Ma la cosa più rilevante, a mio parere, è il modello di filosofia pubblica che Veca ha tentato di realizzare. Come ho detto, Veca non ha mai esitato a intervenire nella discussione pubblica, a tutti i livelli. Anzi, per molto tempo, si è impegnato, come dicevo sopra, nella politica militante, facendo scelte molto controverse e subendone le conseguenze. Eppure, in tutto questo non ha mai fatto tre mosse che sono invece diventate tipiche del modello oggi preponderante di intellettuale pubblico.
-  In primo luogo, Veca non ha mai assunto, né cercato pose da divo: non ha evitato le apparizioni, ma non le ha mai cercate. Le ha sfruttate, non le ha subite. Veca non ha mai avuto una gestione social della sua figura: non ha cercato di alimentare continue esposizioni, non ha costruito un marchio, non ha inseguito nessun pubblico. Non ha costruito dal nulla un pubblico di clienti. Ha educato un pubblico di pari.
-  In secondo luogo, Veca ha creduto profondamente nella funzione dell’università: per lui la filosofia (anche la filosofia pubblica) è sempre stata la filosofia che si fa nelle università, con certi strumenti, e a partire da una certa expertise. L’impegno di Veca non si è mai trasformato in anti-accademismo. Anche in questo caso, Veca ha conservato la fiducia nelle istituzioni, anzi il gusto di vivere e costruire istituzioni, tipico della sinistra tradizionale del nostro paese.
-  Infine, l’estrema chiarezza del suo linguaggio, la ricerca, talvolta, anche di uno stile cordiale ed elegante non hanno mai significato per lui semplificazione, banalizzazione o corrività. Questa è forse l’eredità migliore della filosofia analitica che Veca ha trasmesso, insieme ad altri, a parte della cultura italiana: se si legge bene, se si parte dalle definizioni, se si seguono con pazienza tutti i passaggi, le pagine di Veca possono essere lette da chiunque. Non perché siano una semplificazione, non perché siano divulgazione condiscendente, o filosofia pop. Ma perché sono una forma democratica di scrittura, che non presuppone nulla, né si avvale di allusioni e vaghezze, ma si assume il carico di portare tutti allo stesso livello e di procedere insieme - autore e lettore.

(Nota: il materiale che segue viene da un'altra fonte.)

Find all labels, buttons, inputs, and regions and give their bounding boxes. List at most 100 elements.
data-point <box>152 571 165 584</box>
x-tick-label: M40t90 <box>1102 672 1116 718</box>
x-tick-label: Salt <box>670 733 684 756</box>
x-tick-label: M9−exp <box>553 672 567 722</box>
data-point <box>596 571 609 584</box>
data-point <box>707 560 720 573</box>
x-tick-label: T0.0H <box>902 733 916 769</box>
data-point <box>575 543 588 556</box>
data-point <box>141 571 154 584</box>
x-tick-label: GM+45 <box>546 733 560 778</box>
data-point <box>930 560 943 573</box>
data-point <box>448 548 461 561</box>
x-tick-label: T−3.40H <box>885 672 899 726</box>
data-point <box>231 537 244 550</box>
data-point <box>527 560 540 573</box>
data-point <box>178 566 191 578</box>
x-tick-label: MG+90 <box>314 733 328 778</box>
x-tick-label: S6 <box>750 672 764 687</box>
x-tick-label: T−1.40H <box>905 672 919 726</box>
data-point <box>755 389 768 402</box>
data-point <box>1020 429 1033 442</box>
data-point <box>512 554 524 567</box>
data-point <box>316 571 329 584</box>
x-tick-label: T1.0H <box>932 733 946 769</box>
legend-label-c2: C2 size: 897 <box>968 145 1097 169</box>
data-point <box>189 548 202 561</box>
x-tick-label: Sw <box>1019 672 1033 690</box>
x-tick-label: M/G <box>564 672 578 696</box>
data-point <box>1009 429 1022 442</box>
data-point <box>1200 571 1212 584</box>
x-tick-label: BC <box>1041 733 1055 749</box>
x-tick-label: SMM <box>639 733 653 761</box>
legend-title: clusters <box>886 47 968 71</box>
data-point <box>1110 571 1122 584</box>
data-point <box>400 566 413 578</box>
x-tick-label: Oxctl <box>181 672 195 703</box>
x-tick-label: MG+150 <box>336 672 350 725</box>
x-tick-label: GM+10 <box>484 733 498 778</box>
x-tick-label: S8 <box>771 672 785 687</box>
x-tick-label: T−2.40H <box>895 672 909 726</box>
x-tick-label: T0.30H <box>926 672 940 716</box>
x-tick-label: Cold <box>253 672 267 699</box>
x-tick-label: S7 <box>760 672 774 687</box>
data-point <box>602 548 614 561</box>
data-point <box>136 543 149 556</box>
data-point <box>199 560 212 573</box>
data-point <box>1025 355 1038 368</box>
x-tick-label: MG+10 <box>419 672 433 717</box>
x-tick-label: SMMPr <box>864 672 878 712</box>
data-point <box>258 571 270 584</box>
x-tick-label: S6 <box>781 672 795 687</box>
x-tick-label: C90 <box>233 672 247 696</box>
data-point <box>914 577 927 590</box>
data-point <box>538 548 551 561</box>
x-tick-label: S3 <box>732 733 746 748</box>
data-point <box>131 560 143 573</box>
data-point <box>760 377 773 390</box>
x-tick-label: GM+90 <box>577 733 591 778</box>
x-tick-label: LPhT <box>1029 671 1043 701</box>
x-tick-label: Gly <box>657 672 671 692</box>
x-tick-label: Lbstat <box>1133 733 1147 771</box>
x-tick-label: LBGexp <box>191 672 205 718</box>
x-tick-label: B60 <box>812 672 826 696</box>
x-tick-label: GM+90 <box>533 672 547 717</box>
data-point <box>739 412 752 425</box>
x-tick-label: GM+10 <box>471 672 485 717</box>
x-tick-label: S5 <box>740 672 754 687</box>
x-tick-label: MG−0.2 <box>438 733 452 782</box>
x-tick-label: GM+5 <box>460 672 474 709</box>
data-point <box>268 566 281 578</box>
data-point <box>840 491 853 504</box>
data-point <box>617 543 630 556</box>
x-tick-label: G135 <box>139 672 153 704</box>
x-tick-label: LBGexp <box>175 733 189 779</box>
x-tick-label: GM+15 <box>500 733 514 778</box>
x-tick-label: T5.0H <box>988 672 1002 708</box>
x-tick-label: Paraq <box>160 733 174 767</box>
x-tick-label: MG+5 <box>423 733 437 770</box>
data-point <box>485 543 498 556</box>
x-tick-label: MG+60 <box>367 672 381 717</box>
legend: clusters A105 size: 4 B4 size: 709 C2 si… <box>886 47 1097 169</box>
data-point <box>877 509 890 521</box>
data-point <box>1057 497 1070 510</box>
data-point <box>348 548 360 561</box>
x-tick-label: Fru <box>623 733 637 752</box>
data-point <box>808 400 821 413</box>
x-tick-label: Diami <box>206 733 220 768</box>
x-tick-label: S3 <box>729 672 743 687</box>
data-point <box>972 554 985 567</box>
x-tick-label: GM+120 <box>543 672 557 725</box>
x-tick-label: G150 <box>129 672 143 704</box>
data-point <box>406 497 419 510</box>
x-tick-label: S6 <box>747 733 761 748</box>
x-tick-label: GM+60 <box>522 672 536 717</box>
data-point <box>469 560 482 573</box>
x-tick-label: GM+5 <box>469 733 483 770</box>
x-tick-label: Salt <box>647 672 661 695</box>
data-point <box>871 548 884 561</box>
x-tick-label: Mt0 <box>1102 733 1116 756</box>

Questo modello di lavoro intellettuale è il lascito più autentico e prezioso di figure come quella di Veca, che in questo riprendeva la tradizione neoilluminista di Bobbio. Eppure, è un lascito che ha attecchito pochissimo nella nostra cultura e ha avuto un successo molto minore rispetto ad altri aspetti della sua attività. Viviamo in tempi in cui la filosofia pubblica si divide fra presunti grandi maestri oracolari e vaticinanti, spesso intenti a distillare vaghezze allusive e al fondo banali, a terrorizzare i seguaci e a inseguire scandali quotidiani e presunti critici dell’accademia e araldi di una filosofia popolare, che le stesse banalità e vaghezze dei primi spacciano con linguaggio sciatto e intenti meramente autopromozionali. Entrambe le tipologie seguono in realtà le leggi del mercato: piazzano un prodotto, occupano una nicchia merceologica, coltivano un segmento dell’ampia platea dei consumatori. Nonostante non fosse per nulla un nemico del mercato, anche se ne teorizzava limiti stretti, Veca non si è mai piegato alle logiche del mercato culturale ed editoriale. Questa è la sua eredità migliore, e più rara.

[1] Mazzacurati C., Paolini M. (2006), Luigi Meneghello. Dialoghi, Fandango Libri, Roma.